Orang sini lebih melihat kepada mereka yang mau merawat silatuhrami. Kalau yang sekali datang kemudian cuap-cuap mau menyejahterakan masyarakat, sudah pasti tertolak. Tidak bakalan laku ucapan dan janjinya.
Maka itu, respek diberikan kepada mereka yang datang, kemudian merawat silaturahmi, dan membantu tanpa sikap yang berlebihan.
Pekan lalu misalnya, ada anggota dewan setempat menggelar sosialisasi perda. Warga hadir karena memang si empunya hajat rajin merawat silaturahmi. Setiap ada undangan hajatan, ia hadir. Isi amplopnya pun wajar-wajar saja meski sekelas legislator tingkat kabupaten. Mobilnya juga "hanya" Innova.

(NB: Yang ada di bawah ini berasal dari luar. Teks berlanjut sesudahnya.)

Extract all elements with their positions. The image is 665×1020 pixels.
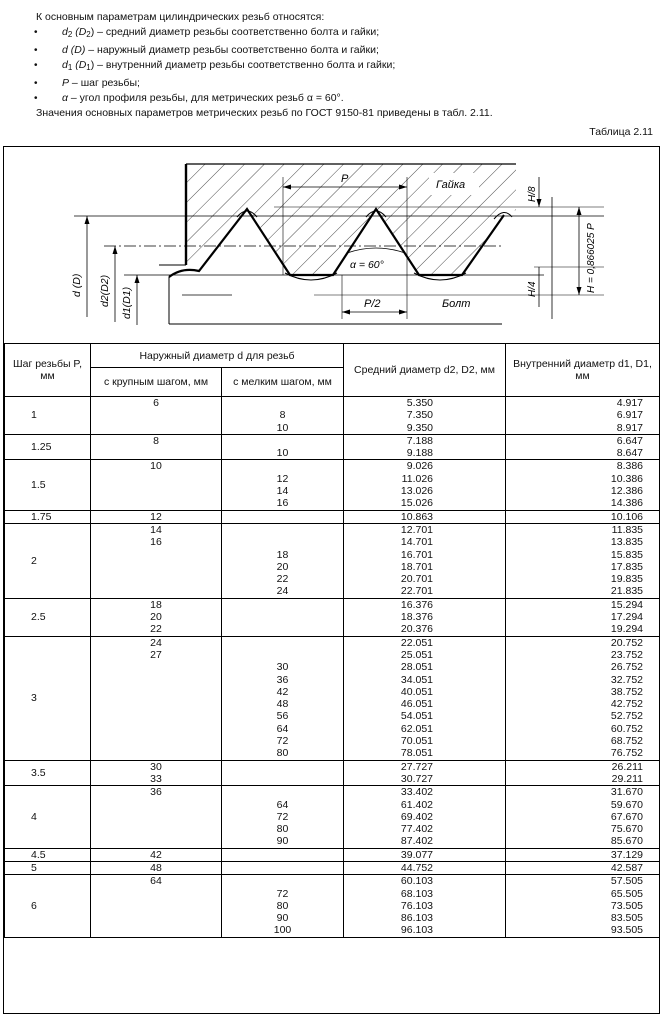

Setiap peserta kemudian dapat uang tranpor dan cenderamata setengah lusin gelas bagus. Warga tidak silau dengan duit itu. Sebelum acara dimulai, semua warga sepakat, duit transpor akan dikumpulkan membeli material untuk keperluan pengerasan/penyemenan jalan sawah yang menghubungkan Desa Hajimena dan Desa Pemanggilan, masih di Kecamatan Natar.
Alhasil, lima juta rupiah bisa dialokasikan untuk membeli pasir, batu, dan semen demi pengerasan jalan penghubung dia desa itu. Kesadaran untuk dewasa berdemokrasi bolehlah menjadi teladan desa lain. Tentu satu-dua ada saja yang mata duitan kala tahun pemilu menjelang. Namun, sebagian besar sudah punya kesadaran untuk itu.
Kalau mereka sudah sepakat dengan seseorang yang hendak dipilih pada perhelatan politik, sampai di bilik suara tidak akan berubah. Margin error pasti ada, tapi jumlahnya tidak begitu signifikan. Biasanya pilihan itu sadar diyakini dan dijalankan karena memang melihat performa mereka yang mau maju pada perhelatan politik.
Pemilu 2024, tepatnya hari Rabu, 14 Februari 2024, atau bertepatan dengan Hari Valentine, memang masih setahun dua bulanan lagi. Namun, buat mereka yang mau nyalon, sudah sebentar. Inilah masa untuk mulai datang ke komunitas warga, bikin kegiatan ini dan itu. Apalagi untuk mereka yang pendatang baru.
Buat para petahana, inilah ujian mereka. Termasuk yang sejauh ini memang riil memberikan akses bantuan kepada warga desa. Buat politisi yang sudah berlaku demikian, rasanya tidak perlu banyak keluar kocek untuk sosialisasi atau sejenisnya. Warga sudah merasakan akses yang diberikan sejauh ini. Tentu tanpa perlu menggunakan skema politik air mata.
Tantangan besar Hajimena memang belum adanya unit usaha yang menjadi ikon daerah ini. Sebagai penyangga Bandar Lampung, desa ini khas. Lebih cepat aksesnya ke Bandar Lampung ketimbang Kalianda, atau masih lebih dekat ketimbang ke pusat Natar.
Tantangan ke depan memang mencari penggerak utama usaha mikro kecil dan menengah untuk menjadikan Hajimena punya keunggulan komparatif ketimbang desa lain. Setidaknya di Lampung Selatan. Hal ini sejatinya bisa diwujudkan mengingat kekompakan warga sejauh ini dalam amal sosialnya.
Merujuk pada aparatur pemerintahan, mestinya memang dijalankan oleh mereka. Namun, melihat setahun belakangan, rasanya sulit ide itu muncul dari balai desa. Gagasan itu kemungkinan muncul dari bincang-bincang warga usai pengajian, usai kerja bakti, pascahajatan, dan interaksi sosial lainnya.